Běnyuànsì shèngrén Qīnluán chuánhuì 本願寺聖人親鸞傳繪

The Illustrated Biography of [Shinran], Holy Man of the Hongan-ji by 覺如 Kakunyo (撰)

About the work

A two-fascicle illustrated hagiography of 親鸞 Shinran by Kakunyo 覺如 覺如 (1270–1351), originally composed in Einin 3 / 1295 (Kakunyo age 26) and revised through Kōei 2 / 1343 (age 74). The work — variously titled Den-e 傳繪, Goden-shō 御傳鈔, or simply Shinran shōnin den-e — is the foundational hagiographic narrative of the Shinshū tradition and the textual core of the Den-e picture-scroll tradition that became, over the following century, one of the most reproduced visual artifacts in medieval Japanese Buddhism.

Abstract

The work narrates Shinran’s life in 15 episodes, beginning with his birth into the Hino aristocratic line and his ordination at age 9 on Mt. Hiei, through his decisive encounter with Hōnen 源空 at age 29 in 1201 (the yoshimizu kechi-en), the Jōgen-no-hōnan persecution of 1207 (Shinran’s exile to Echigo), the Kantō evangelization (1214–1232), and the Kyoto return and death in 1262. Two episodes set the doctrinal core: (1) the rokkaku-dō yume-no-keiji 六角堂夢の啓示 — Shinran’s six-corner-hall vision of Kannon-as-Shōtoku-Taishi guiding him to Hōnen (the foundation-myth of Shinran’s conversion); (2) the Yoshimizu kechi-en — the moment when Hōnen handed Shinran the Senjaku-shū and authorized him to copy and propagate the senju-nenbutsu teaching.

The narrative is heavily hagiographic and visibly shaped by the polemic-needs of Kakunyo’s project to establish the Hongan-ji as the legitimate Shinshū lineage: Shinran is consistently distinguished from his Pure Land contemporaries (Kōsai, Shōkū, Benchō) as Hōnen’s true heir, and the unbroken transmission Hōnen → Shinran → Nyoshin → Kakunyo is emphasized at every step.

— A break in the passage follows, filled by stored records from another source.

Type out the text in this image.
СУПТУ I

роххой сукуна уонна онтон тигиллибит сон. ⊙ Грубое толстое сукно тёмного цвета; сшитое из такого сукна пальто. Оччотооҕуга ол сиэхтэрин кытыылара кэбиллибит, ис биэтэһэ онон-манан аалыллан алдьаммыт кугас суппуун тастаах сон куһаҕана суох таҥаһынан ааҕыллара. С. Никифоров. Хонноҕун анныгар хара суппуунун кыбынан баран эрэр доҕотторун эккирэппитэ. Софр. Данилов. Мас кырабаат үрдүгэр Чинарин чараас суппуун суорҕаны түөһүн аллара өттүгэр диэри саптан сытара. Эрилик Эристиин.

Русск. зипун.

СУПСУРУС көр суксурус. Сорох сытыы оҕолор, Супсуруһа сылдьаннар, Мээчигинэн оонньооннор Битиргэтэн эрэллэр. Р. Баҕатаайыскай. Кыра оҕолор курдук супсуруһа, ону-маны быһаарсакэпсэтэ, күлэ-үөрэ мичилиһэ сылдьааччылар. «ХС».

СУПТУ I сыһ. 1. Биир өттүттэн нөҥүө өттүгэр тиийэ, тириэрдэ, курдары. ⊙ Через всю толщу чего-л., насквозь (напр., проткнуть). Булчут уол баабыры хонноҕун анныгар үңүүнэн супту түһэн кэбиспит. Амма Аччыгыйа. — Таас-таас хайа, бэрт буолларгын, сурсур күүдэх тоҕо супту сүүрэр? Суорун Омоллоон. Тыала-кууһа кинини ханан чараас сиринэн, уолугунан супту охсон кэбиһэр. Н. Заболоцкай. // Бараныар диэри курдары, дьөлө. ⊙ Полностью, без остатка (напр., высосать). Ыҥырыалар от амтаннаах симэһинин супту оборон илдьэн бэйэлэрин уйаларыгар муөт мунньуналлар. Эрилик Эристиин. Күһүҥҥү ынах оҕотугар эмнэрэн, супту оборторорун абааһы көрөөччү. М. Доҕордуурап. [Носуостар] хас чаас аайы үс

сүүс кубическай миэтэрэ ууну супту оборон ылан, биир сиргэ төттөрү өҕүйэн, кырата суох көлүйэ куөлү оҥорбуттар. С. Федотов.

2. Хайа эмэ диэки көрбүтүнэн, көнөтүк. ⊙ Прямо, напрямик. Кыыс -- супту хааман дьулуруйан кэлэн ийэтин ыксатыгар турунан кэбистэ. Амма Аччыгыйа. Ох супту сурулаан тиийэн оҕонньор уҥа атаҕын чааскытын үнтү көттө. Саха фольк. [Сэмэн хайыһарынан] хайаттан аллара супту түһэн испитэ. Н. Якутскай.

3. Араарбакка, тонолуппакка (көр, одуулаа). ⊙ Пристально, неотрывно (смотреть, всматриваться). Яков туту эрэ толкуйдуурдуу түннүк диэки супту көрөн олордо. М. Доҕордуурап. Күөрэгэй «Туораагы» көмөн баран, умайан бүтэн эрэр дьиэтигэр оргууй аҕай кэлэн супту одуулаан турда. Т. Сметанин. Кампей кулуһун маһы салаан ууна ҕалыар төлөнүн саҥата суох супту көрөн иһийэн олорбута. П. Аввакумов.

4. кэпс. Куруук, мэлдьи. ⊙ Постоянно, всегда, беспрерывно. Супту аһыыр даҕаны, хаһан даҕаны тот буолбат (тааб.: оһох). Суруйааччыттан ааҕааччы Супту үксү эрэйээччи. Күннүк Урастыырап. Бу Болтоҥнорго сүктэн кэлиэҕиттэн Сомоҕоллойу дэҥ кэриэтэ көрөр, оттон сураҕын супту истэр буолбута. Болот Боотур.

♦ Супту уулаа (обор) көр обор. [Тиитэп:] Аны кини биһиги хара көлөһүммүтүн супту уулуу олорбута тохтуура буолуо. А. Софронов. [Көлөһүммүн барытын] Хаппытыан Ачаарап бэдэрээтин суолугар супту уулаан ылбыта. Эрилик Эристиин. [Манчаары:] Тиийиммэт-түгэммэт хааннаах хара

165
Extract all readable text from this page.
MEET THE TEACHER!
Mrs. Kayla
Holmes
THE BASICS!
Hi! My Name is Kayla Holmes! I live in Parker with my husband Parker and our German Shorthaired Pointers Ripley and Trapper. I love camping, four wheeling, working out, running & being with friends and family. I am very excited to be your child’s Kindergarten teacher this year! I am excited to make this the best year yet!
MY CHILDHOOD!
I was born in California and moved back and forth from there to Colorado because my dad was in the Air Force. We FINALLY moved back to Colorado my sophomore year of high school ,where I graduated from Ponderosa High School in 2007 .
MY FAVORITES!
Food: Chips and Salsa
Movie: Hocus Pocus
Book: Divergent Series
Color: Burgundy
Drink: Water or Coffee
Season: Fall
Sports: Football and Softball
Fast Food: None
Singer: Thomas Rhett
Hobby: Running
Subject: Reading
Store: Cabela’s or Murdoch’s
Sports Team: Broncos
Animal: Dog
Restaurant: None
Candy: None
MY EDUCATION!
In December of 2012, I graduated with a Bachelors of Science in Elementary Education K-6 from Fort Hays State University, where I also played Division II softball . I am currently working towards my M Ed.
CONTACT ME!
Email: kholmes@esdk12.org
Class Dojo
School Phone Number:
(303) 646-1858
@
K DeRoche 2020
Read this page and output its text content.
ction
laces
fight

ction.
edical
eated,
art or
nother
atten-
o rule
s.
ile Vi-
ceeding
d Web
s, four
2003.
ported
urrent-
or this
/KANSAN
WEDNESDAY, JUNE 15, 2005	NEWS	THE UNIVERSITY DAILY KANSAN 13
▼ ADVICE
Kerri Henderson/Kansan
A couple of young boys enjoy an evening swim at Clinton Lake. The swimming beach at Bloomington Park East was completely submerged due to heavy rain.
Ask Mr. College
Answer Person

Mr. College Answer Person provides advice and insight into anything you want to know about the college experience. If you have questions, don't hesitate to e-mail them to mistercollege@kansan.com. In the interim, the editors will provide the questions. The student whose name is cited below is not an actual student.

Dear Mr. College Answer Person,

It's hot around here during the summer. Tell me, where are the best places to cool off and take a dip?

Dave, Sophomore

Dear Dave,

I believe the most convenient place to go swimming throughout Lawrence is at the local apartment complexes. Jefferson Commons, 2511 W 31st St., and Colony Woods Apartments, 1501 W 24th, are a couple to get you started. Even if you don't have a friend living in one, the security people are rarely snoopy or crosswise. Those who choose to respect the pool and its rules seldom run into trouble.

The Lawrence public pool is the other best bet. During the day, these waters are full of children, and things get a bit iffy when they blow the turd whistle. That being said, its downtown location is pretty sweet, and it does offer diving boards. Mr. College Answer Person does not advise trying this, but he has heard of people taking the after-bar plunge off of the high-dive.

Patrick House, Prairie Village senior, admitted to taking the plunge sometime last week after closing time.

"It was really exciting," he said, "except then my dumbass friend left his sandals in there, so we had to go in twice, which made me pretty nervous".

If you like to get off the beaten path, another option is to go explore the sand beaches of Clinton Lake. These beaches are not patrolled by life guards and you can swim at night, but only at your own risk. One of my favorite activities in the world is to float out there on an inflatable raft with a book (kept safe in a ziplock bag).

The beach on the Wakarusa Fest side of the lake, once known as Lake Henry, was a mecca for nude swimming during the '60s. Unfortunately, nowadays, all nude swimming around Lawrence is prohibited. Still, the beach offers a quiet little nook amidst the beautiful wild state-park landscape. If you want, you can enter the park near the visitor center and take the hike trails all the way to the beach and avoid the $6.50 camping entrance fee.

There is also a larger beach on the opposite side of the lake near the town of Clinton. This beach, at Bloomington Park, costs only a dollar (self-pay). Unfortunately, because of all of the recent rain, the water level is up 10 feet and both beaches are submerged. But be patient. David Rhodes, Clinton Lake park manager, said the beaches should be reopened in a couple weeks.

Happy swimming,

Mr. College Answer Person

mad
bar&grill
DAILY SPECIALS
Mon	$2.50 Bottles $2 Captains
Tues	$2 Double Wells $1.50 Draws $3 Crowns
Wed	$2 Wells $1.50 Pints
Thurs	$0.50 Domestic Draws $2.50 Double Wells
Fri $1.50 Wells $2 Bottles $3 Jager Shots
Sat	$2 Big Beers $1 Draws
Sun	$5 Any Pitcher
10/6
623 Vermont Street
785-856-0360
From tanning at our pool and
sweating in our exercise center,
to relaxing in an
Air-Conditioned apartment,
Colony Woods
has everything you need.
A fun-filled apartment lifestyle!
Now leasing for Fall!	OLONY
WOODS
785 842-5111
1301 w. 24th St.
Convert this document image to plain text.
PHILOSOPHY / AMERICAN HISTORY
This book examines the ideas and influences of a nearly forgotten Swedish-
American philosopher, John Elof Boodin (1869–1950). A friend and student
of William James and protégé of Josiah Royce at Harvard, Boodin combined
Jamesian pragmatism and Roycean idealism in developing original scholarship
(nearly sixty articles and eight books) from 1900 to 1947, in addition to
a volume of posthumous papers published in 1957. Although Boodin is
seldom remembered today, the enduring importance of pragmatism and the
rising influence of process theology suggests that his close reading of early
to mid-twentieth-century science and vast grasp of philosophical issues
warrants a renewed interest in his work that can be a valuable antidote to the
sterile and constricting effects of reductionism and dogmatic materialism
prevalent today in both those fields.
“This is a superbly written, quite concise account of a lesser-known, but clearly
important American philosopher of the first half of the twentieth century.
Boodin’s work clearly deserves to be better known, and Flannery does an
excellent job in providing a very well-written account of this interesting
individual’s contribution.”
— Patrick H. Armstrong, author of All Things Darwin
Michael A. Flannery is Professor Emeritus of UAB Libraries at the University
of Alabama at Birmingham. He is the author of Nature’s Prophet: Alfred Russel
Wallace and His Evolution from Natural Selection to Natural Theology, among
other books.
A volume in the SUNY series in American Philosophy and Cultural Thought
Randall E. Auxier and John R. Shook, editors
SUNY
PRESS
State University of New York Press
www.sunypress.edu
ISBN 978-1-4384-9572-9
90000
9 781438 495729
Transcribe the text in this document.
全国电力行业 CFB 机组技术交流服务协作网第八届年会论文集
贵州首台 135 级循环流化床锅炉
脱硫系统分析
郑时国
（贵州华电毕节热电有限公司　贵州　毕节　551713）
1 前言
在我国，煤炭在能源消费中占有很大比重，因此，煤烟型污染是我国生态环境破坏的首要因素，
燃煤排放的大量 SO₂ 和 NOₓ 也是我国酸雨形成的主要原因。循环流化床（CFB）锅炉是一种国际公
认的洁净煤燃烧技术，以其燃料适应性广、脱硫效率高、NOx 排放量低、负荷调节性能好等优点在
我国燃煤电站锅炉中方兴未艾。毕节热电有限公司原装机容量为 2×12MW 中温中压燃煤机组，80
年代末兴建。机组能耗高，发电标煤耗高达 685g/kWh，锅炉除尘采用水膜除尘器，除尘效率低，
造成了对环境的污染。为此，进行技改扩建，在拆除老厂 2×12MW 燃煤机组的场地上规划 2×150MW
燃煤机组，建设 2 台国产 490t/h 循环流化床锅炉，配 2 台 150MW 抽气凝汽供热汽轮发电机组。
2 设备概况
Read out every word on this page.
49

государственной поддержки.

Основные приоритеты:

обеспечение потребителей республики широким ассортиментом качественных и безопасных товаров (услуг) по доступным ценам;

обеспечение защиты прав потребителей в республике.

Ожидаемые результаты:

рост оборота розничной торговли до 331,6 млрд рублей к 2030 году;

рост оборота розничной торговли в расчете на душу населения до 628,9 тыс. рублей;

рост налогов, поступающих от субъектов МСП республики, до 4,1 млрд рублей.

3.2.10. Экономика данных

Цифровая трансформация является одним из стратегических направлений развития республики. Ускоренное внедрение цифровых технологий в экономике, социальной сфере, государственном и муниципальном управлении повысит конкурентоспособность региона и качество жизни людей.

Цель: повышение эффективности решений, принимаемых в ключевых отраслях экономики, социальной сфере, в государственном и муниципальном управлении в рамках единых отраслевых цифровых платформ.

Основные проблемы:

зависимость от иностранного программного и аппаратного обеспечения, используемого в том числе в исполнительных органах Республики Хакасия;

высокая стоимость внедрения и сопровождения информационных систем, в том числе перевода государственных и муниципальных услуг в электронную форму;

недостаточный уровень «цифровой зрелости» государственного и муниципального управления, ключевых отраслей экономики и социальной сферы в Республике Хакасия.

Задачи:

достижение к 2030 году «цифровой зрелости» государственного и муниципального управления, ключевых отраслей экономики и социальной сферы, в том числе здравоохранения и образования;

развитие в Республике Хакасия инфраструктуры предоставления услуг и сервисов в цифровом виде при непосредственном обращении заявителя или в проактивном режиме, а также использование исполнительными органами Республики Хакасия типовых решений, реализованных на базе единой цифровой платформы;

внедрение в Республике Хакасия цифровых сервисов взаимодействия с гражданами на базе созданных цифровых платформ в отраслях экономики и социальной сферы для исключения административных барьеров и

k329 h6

Modern critical biographies (Akamatsu Toshihide, Hirata Atsushi) have replaced Den-e as historical record but use it extensively as a source for the post-1295 Hongan-ji self-representation.

Date and recensions. The work exists in three principal recensions: (1) Eishin-bon 永仁本 (1295, autograph original); (2) Kantoku-bon 觀徳本 (1314, expanded with new episodes); (3) Kōei-bon 康永本 (1343, the final authorial version, with text by Kakunyo and pictures by Jōga 浄賀 and Sōshun 宗舜). The Taishō text follows the Kōei-bon.

Structural Division

The CANWWW entry (div29.xml, T83N2664) records the work as a 2-fascicle text by Kakunyo with no internal toc sub-list and no related-text cross-references tabulated.

Translations and research

The Den-e picture-scroll tradition is one of the most-studied corpora of medieval Japanese Buddhist art. Critical edition: Shinshū shōgyō zensho, vol. 3. The most important picture-scroll witnesses are the Senju-ji-bon (Mie pref., 14th c.), the Bukkō-ji-bon (Kyoto, 14th c., heavily revised), and the Nishi Hongan-ji-bon (Kyoto). English: James C. Dobbins, Letters of the Nun Eshinni: Images of Pure Land Buddhism in Medieval Japan (Hawai’i, 2004); Mark Unno, Shingon Refractions (Wisdom, 2004); Allan Andrews, “The Senchaku-shū in Japanese Religious History,” JIABS 10.1 (1987). Japanese: Sasaki Kōken 佐々木興賢, Shinran den-e no kenkyū (Hōzōkan, 1976); Tsujimoto Kazuaki 辻本一明, Goden-shō no sekai (Yūzankaku, 2006).